Według Międzynarodowego Zrzeszenia Przewoźników Powietrznych, Polska to jeden z najdynamiczniej rozwijających się rynków pasażerskich. Integracja z Unią Europejską, liberalizacja i pojawienie się tanich przewoźników - wszystko to powoduje, że branża się rozwija. Większy ruch to nie tylko większe przychody linii lotniczych, ale także zyski dla innych przedsiębiorstw.
Obsługa samolotów
Bezpośrednim beneficjentem wzmożonej liczby lotów są firmy handlingowe - zajmują się obsługą pasażerów i samolotów już po lądowaniu. Tzw. handling to szerokie pojęcie. Mieści się w nim m.in. podstawianie schodów i autokarów na płytę lotniska, transport bagażu, chłodzenie i podgrzewanie silników, holowanie, czyszczenie pokładu oraz wszelka pomoc dla załogi. I choć po polskim niebie lata coraz więcej linii lotniczych, przychody z tego typu usług historycznie już dzielą między siebie właściwie dwie firmy: Polskie Linie Lotnicze LOT i Przedsiębiorstwo Porty Lotnicze.

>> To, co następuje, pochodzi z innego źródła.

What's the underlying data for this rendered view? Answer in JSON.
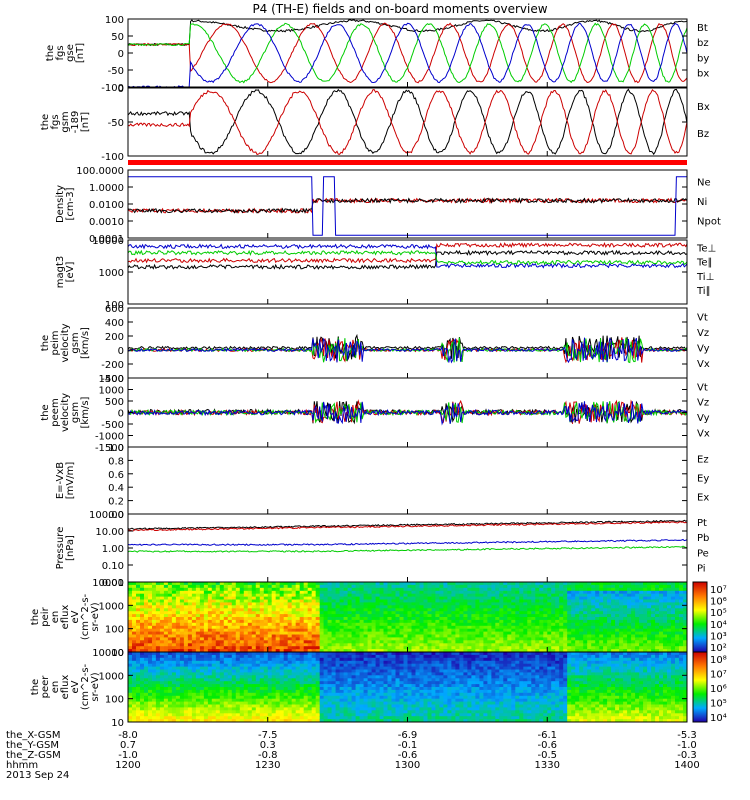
{
  "title": "P4 (TH-E) fields and on-board moments overview",
  "date": "2013 Sep 24",
  "colors": {
    "black": "#000000",
    "red": "#cc0000",
    "green": "#00cc00",
    "blue": "#0000cc"
  },
  "chart_data": [
    {
      "type": "line",
      "name": "fgs_gse",
      "ylabel": [
        "the",
        "fgs",
        "gse",
        "[nT]"
      ],
      "ylim": [
        -100,
        100
      ],
      "yticks": [
        "100",
        "50",
        "0",
        "-50",
        "-100"
      ],
      "series": [
        {
          "name": "Bt",
          "color": "#000000"
        },
        {
          "name": "bz",
          "color": "#cc0000"
        },
        {
          "name": "by",
          "color": "#00cc00"
        },
        {
          "name": "bx",
          "color": "#0000cc"
        }
      ]
    },
    {
      "type": "line",
      "name": "fgs_gsm",
      "ylabel": [
        "the",
        "fgs",
        "gsm",
        "-189",
        "[nT]"
      ],
      "ylim": [
        -120,
        0
      ],
      "yticks": [
        "0",
        "-50",
        "-100"
      ],
      "series": [
        {
          "name": "Bx",
          "color": "#000000"
        },
        {
          "name": "Bz",
          "color": "#cc0000"
        }
      ]
    },
    {
      "type": "line",
      "name": "density",
      "ylabel": [
        "Density",
        "[cm-3]"
      ],
      "yscale": "log",
      "yticks": [
        "100.0000",
        "1.0000",
        "0.0100",
        "0.0010",
        "0.0001"
      ],
      "series": [
        {
          "name": "Ne",
          "color": "#cc0000"
        },
        {
          "name": "Ni",
          "color": "#000000"
        },
        {
          "name": "Npot",
          "color": "#0000cc"
        }
      ]
    },
    {
      "type": "line",
      "name": "temperature",
      "ylabel": [
        "magt3",
        "[eV]"
      ],
      "yscale": "log",
      "yticks": [
        "10000",
        "1000",
        "100"
      ],
      "series": [
        {
          "name": "Te⊥",
          "color": "#cc0000"
        },
        {
          "name": "Te∥",
          "color": "#000000"
        },
        {
          "name": "Ti⊥",
          "color": "#0000cc"
        },
        {
          "name": "Ti∥",
          "color": "#00cc00"
        }
      ]
    },
    {
      "type": "line",
      "name": "peim_velocity",
      "ylabel": [
        "the",
        "peim",
        "velocity",
        "gsm",
        "[km/s]"
      ],
      "ylim": [
        -400,
        600
      ],
      "yticks": [
        "600",
        "400",
        "200",
        "0",
        "-200",
        "-400"
      ],
      "series": [
        {
          "name": "Vt",
          "color": "#000000"
        },
        {
          "name": "Vz",
          "color": "#cc0000"
        },
        {
          "name": "Vy",
          "color": "#00cc00"
        },
        {
          "name": "Vx",
          "color": "#0000cc"
        }
      ]
    },
    {
      "type": "line",
      "name": "peem_velocity",
      "ylabel": [
        "the",
        "peem",
        "velocity",
        "gsm",
        "[km/s]"
      ],
      "ylim": [
        -1500,
        1500
      ],
      "yticks": [
        "1500",
        "1000",
        "500",
        "0",
        "-500",
        "-1000",
        "-1500"
      ],
      "series": [
        {
          "name": "Vt",
          "color": "#000000"
        },
        {
          "name": "Vz",
          "color": "#cc0000"
        },
        {
          "name": "Vy",
          "color": "#00cc00"
        },
        {
          "name": "Vx",
          "color": "#0000cc"
        }
      ]
    },
    {
      "type": "line",
      "name": "E_vxb",
      "ylabel": [
        "E=-VxB",
        "[mV/m]"
      ],
      "ylim": [
        0,
        1
      ],
      "yticks": [
        "1.0",
        "0.8",
        "0.6",
        "0.4",
        "0.2",
        "0.0"
      ],
      "series": [
        {
          "name": "Ez",
          "color": "#cc0000"
        },
        {
          "name": "Ey",
          "color": "#00cc00"
        },
        {
          "name": "Ex",
          "color": "#0000cc"
        }
      ]
    },
    {
      "type": "line",
      "name": "pressure",
      "ylabel": [
        "Pressure",
        "[nPa]"
      ],
      "yscale": "log",
      "yticks": [
        "100.00",
        "10.00",
        "1.00",
        "0.10",
        "0.01"
      ],
      "series": [
        {
          "name": "Pt",
          "color": "#000000"
        },
        {
          "name": "Pb",
          "color": "#cc0000"
        },
        {
          "name": "Pe",
          "color": "#00cc00"
        },
        {
          "name": "Pi",
          "color": "#0000cc"
        }
      ]
    },
    {
      "type": "heatmap",
      "name": "peir_eflux",
      "ylabel": [
        "the",
        "peir",
        "en",
        "eflux",
        "eV",
        "(cm^2-s-",
        "sr-eV)"
      ],
      "yticks": [
        "10000",
        "1000",
        "100",
        "10"
      ],
      "colorbar_ticks": [
        "10⁷",
        "10⁶",
        "10⁵",
        "10⁴",
        "10³",
        "10²"
      ]
    },
    {
      "type": "heatmap",
      "name": "peer_eflux",
      "ylabel": [
        "the",
        "peer",
        "en",
        "eflux",
        "eV",
        "(cm^2-s-",
        "sr-eV)"
      ],
      "yticks": [
        "10000",
        "1000",
        "100",
        "10"
      ],
      "colorbar_ticks": [
        "10⁸",
        "10⁷",
        "10⁶",
        "10⁵",
        "10⁴"
      ]
    }
  ],
  "x_axis": {
    "labels": [
      "the_X-GSM",
      "the_Y-GSM",
      "the_Z-GSM",
      "hhmm"
    ],
    "rows": [
      [
        "-8.0",
        "-7.5",
        "-6.9",
        "-6.1",
        "-5.3"
      ],
      [
        "0.7",
        "0.3",
        "-0.1",
        "-0.6",
        "-1.0"
      ],
      [
        "-1.0",
        "-0.8",
        "-0.6",
        "-0.5",
        "-0.3"
      ],
      [
        "1200",
        "1230",
        "1300",
        "1330",
        "1400"
      ]
    ]
  }
}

W lipcu tego roku LOT zamienił się udziałami w spółkach handlingowych z PPL. Dzięki wymianie Porty Lotnicze zyskały udziały w operatorach na lotniskach w Krakowie, Poznaniu, Gdańsku i Szczecinie. Są teraz ich jedynym właścicielem. W zamian LOT otrzymał resztę udziałów PPL w spółce LOT Ground Services, jednym z dwóch operatorów na warszawskim Okęciu. Polski przewoźnik pozostawił sobie jeszcze 50% udziałów w WRO-LOT (świadczy usługi handlingowe we Wrocławiu), a także GTL-LOT (Katowice). Partnerem narodowego przewoźnika w tych spółkach są powiązani z samorządami zarządcy lotnisk.